MARY SHELLEY
Frankenstein ou le Prométhée moderne (1818)
Frankenstein ou le Prométhée moderne (1818)
Frankenstein ou le Prométhée moderne (Frankenstein; or, The Modern Prometheus) est un roman épistolaire publié anonymement le 1 janvier 1818 par Mary Shelley (1797-1851), et traduit pour la première fois en français par Jules Saladin, en 1821. Il relate la création par un jeune savant suisse, Victor Frankenstein, d'un être vivant assemblé avec des parties de chairs mortes. Horrifié par l'aspect hideux de l'être auquel il a donné la vie, Frankenstein abandonne son « monstre ». Mais ce dernier, doué d'intelligence, se venge par la suite d'avoir été rejeté par son créateur et persécuté par la société.
Ce roman explore les dangers de la quête de savoir scientifique et technique. Victor Frankenstein incarne l’ingénieur prométhéen, dépassant les limites de l’éthique pour créer la vie à travers la science. Il se livre à des expériences sur le vivant, combinant des principes de biologie, d’électricité et de mécanique, ce qui en fait une figure pionnière de l’ingénierie biomédicale.
Shelley offre une réflexion intemporelle sur les risques éthiques de l’ingénierie et de la science avec une œuvre qui questionne la responsabilité des ingénieurs et scientifiques face à leurs créations.
Chapitre 4
Un être humain qui connaît la perfection devrait toujours garder l'esprit calme et paisible, et ne jamais laisser la passion ou un désir transitoire perturber sa quiétude. Je ne pense pas que la quête du savoir fasse exception à cette règle.
Si l'étude à laquelle on se livre a tendance à affaiblir les affections et à détruire le goût de ces plaisirs simples auxquels nul alliage ne saurait se mêler, alors cette étude est à coup sûr illégitime, à savoir qu'elle ne sied point à l'esprit humain.
Chapitre 10
Hélas ! Pourquoi l'homme se glorifie-t-il de posséder une sensibilité supérieure à celle qui se manifeste chez l'animal ? Cela ne sert qu'à faire de lui un être davantage privé de liberté.

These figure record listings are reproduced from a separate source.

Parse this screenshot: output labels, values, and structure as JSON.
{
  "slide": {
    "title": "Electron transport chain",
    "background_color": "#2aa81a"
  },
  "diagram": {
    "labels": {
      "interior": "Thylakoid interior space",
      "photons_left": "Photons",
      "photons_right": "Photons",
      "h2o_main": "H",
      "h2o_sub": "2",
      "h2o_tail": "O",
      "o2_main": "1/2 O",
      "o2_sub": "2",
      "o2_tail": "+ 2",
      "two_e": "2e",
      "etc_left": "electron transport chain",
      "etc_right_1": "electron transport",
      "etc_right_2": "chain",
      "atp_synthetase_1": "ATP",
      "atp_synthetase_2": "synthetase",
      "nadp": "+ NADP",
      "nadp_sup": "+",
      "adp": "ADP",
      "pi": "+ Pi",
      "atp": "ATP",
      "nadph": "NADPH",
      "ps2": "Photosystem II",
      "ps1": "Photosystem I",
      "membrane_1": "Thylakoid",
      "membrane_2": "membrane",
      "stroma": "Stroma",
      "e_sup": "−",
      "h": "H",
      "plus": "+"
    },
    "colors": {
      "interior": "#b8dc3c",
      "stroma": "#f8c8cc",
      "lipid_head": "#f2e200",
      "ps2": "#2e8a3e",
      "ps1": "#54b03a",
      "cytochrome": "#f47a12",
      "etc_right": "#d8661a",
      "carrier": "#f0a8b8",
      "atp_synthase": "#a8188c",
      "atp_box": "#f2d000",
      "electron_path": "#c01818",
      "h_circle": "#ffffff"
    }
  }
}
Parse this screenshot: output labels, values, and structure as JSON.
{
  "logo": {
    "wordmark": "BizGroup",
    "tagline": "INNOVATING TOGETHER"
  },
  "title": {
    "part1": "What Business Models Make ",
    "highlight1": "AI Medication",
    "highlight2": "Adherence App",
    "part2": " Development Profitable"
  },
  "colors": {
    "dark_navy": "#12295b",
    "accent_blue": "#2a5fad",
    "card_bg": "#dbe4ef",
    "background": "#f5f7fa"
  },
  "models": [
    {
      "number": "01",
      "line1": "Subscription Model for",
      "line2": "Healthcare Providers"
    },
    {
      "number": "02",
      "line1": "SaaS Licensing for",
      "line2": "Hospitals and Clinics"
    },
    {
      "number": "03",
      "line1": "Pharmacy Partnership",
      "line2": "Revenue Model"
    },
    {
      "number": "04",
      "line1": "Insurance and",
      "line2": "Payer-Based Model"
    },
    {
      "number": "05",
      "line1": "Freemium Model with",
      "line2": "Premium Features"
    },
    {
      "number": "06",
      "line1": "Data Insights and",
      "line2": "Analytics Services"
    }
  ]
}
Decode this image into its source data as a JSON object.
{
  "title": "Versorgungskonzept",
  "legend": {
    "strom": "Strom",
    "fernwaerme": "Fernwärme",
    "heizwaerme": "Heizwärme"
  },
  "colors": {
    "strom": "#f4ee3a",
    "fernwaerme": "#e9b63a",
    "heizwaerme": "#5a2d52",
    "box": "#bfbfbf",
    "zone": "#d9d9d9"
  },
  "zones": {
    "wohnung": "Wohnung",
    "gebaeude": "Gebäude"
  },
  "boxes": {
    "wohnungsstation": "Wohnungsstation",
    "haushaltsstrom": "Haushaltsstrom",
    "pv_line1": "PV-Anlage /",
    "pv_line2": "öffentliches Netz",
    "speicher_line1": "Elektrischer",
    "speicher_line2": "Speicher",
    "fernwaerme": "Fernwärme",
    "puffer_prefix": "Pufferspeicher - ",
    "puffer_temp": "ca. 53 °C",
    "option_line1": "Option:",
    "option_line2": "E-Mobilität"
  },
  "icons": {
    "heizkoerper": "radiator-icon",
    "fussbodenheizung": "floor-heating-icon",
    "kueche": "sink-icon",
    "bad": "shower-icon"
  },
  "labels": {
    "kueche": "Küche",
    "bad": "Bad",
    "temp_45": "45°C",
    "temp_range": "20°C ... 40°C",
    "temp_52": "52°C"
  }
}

Si nos impulsions se limitaient à la faim, à la soif et au désir, nous serions peut-être quasiment libres ; or nous sommes mus par le moindre vent qui se met à souffler, par un mot rencontré au hasard, ou par un paysage que ce mot nous vient suggérer.
Au repos, un rêve peut empoisonner le sommeil.
Au lever, une seule pensée vagabonde pollue notre journée.
Sentir, penser, raisonner ; rire ou pleurer,
Faire nôtre un doux chagrin, ou bannir nos soucis ;
C'est la même chose car, qu'elle soit joie ou tristesse, La voie de son départ est toujours libre.
Hier ne peut jamais ressembler à demain ;
Rien n'est pérenne, sauf la mutabilité.